Joseph Kain bio photo

Joseph Kain

Professional Software Engineer learning Elixir.

Twitter LinkedIn Github

It’s been a few weeks since I last wrote about Domain Scrapper. I’ve covered fetching data from services like Reddit and Twitter and for a few posts I’ve been promising to start looking at aggregation of the collected data. In this post I want to start on that task.

Ecto

As I’m sure you’ve heard already, Ecto is the database library to use with Elixir. I’m going to set it up within Domain Scrapper.

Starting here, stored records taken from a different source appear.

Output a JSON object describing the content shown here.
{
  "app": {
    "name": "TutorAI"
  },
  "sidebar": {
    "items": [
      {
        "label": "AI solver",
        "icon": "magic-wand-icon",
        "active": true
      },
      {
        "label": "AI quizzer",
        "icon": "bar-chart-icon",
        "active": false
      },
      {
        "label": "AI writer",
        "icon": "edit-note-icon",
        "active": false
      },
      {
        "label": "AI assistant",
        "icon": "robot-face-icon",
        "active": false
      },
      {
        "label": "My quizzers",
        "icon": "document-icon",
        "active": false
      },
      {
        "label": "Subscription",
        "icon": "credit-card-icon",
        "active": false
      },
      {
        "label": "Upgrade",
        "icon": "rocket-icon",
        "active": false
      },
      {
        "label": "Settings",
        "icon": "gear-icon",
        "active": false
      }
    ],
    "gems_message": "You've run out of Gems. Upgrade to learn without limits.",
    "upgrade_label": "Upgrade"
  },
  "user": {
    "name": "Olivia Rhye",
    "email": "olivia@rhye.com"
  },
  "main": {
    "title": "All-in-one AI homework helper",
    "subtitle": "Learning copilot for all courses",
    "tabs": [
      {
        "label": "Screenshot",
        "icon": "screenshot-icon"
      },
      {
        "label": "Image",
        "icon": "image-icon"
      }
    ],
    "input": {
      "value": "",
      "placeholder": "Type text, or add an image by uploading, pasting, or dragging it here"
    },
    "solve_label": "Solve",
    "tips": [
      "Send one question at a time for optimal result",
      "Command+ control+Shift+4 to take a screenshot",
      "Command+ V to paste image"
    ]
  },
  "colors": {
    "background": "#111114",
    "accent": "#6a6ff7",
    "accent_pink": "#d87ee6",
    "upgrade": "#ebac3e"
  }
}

I’ve used Ecto in a number of Phoenix based projects before and Phoenix graciously sets up Ecto as part of its initial project. But, recently I wrote a simple script to fetch Elixir github repos as part of my Idiomatic Elixir research. This was the first time I had to set up Ecto by hand and it was a learning experience.

In this post I’m going to repeat the process with Domain Scrapper.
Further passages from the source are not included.